The Year 9 group at Mountbatten Secondary School in Romsey, Hampshire, was doing its weekly 100 minutes of physical education as part of a rotating programme of gym, dance and movement, outdoor pursuits, health-related exercise and volleyball. Last half-term the time was devoted to a game of the pupils' choice.
Mr Sproat's well-known aversion to dance and aerobics and enthusiasm for competitive team games has not found favour with the nine-strong PE department in this comprehensive of around 1,500 pupils.
For the past eight years, head of department Peter Faulkner has been developing a policy of teaching mixed groups a balanced curriculum, giving a share of the time to health-related exercise. Dance was a challenge to some of the male staff, but "now they like teaching it and the kids love it", said Gordon Taylor, one of his colleagues.
"I don't see the need for the change in emphasis to games - politicians are harking back to mythical halcyon days. Games don't address the personal development of each child."
"Our job is to turn the pupils on to exercise and sport, make it enjoyable and keep them fit: does it really matter if it's football, hockey or step aerobics?" asked Mr Faulkner. Mandy Quill, another PE teacher, viewed compulsory games as a "dire" prospect. "Girls in particular will be turned off."
Mountbatten currently offers its 15 and 16-year-olds a choice between a variety of activities including squash, badminton, games, weight training, mountain biking, self-defence and ten-pin bowling as well as team games.
Mandy Quill thought some girls might opt for racquet sports, but others were "very poorly coordinated . . . it will be easier for them to opt out altogether. They will turn up without their kit."
The teachers are not just concerned about girls' physical well-being under the new regulations. Karen Bowen, who was putting her class through the Grease routine, thought that dance was just as beneficial for boys as for girls, especially for those who were not good at games. "We don't want to turn them off exercise."

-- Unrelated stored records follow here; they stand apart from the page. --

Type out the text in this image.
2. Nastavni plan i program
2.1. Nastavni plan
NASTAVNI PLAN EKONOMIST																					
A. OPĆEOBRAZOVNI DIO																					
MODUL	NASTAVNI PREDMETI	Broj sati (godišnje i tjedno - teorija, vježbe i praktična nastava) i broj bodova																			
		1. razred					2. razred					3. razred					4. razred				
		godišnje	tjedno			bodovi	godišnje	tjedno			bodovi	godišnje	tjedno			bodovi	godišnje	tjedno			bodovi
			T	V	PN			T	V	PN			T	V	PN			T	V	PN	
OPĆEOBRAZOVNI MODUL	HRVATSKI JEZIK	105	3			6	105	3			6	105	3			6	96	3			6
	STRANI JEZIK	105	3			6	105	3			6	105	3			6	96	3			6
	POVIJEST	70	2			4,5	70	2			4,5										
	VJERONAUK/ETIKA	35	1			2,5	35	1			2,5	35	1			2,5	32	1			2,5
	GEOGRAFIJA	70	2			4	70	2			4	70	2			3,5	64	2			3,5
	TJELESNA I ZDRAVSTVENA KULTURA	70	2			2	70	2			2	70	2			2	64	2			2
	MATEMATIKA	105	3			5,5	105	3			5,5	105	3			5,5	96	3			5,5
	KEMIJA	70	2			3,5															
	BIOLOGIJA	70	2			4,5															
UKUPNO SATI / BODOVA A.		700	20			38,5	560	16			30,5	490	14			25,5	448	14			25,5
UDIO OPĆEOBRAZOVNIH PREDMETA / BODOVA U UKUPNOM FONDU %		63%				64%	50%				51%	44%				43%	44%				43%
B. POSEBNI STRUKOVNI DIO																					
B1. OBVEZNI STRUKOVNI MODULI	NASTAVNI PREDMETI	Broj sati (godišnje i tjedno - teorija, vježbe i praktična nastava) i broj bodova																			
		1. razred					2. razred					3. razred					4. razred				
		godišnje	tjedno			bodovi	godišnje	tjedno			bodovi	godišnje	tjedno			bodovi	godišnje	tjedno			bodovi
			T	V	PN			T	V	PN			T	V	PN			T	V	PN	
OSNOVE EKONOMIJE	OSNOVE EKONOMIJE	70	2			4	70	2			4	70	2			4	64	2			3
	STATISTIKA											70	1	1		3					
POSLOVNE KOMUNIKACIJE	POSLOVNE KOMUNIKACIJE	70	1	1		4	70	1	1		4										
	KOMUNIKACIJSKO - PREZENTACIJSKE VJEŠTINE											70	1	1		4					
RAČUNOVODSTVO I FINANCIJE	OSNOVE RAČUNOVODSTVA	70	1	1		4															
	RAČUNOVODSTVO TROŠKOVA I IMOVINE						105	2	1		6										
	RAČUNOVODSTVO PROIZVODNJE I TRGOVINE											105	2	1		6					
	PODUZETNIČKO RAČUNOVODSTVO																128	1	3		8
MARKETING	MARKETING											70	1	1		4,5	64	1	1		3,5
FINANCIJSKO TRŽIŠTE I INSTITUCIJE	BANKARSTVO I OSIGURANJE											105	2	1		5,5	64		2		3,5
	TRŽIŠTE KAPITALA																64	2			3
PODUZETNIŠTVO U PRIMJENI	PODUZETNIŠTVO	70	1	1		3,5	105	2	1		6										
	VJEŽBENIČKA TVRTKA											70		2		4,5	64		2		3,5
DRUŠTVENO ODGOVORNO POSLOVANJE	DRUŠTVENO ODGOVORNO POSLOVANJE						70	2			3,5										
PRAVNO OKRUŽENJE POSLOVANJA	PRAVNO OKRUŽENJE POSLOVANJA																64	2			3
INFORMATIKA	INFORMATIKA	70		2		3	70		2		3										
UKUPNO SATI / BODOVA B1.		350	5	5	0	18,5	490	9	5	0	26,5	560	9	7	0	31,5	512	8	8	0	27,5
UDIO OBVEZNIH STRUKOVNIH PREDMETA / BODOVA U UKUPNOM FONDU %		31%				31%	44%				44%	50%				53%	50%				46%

Girls often take the lead in organising group work in exercise, gym, and dance: the planning part of the general requirements for the national curriculum which is followed by performance and evaluation. Mr Taylor is keen to keep boys interested in these activities so that they can learn from the girls how to use their imagination and communication skills. Group work benefits both boys and girls, he said, as it modifies boys' behaviour and can encourage girls' self-confidence.
Everyone does volleyball in Year 9 and Tchoukball (another handball game) in Years 7 and 8 to teach hand-eye co-ordination. Soccer and rugby are not on offer to Years 7 and 8 as the department reckons that enough is available out of hours. Girls' soccer has taken off, Mr Taylor said, adding that the school is keen to build bridges between its sports activities and those of the community with a view to pupils keeping up their sport when they leave.
When the timetable was reorganised two years ago, 50 minutes out of the 150-minute allocation to PE at key stage 3 were given to games, the rest to the PE curriculum. The aim was to prevent games from dominating throughout.
Mountbatten takes part in various county and local leagues, including sports acrobatics - a mixture of gym and dance skills, especially popular with Year 9 and 10 girls - as well as the conventional cricket, soccer and netball.
Its sporting diet was given an unsolicited testimonial by Duncan Henderson, a student at West Sussex College who has done four teaching practices at Mountbatten. He likes its approach because "everyone joins in and tries everything. Kids aren't pushed towards a particular sport because it's a favourite with one of the teachers."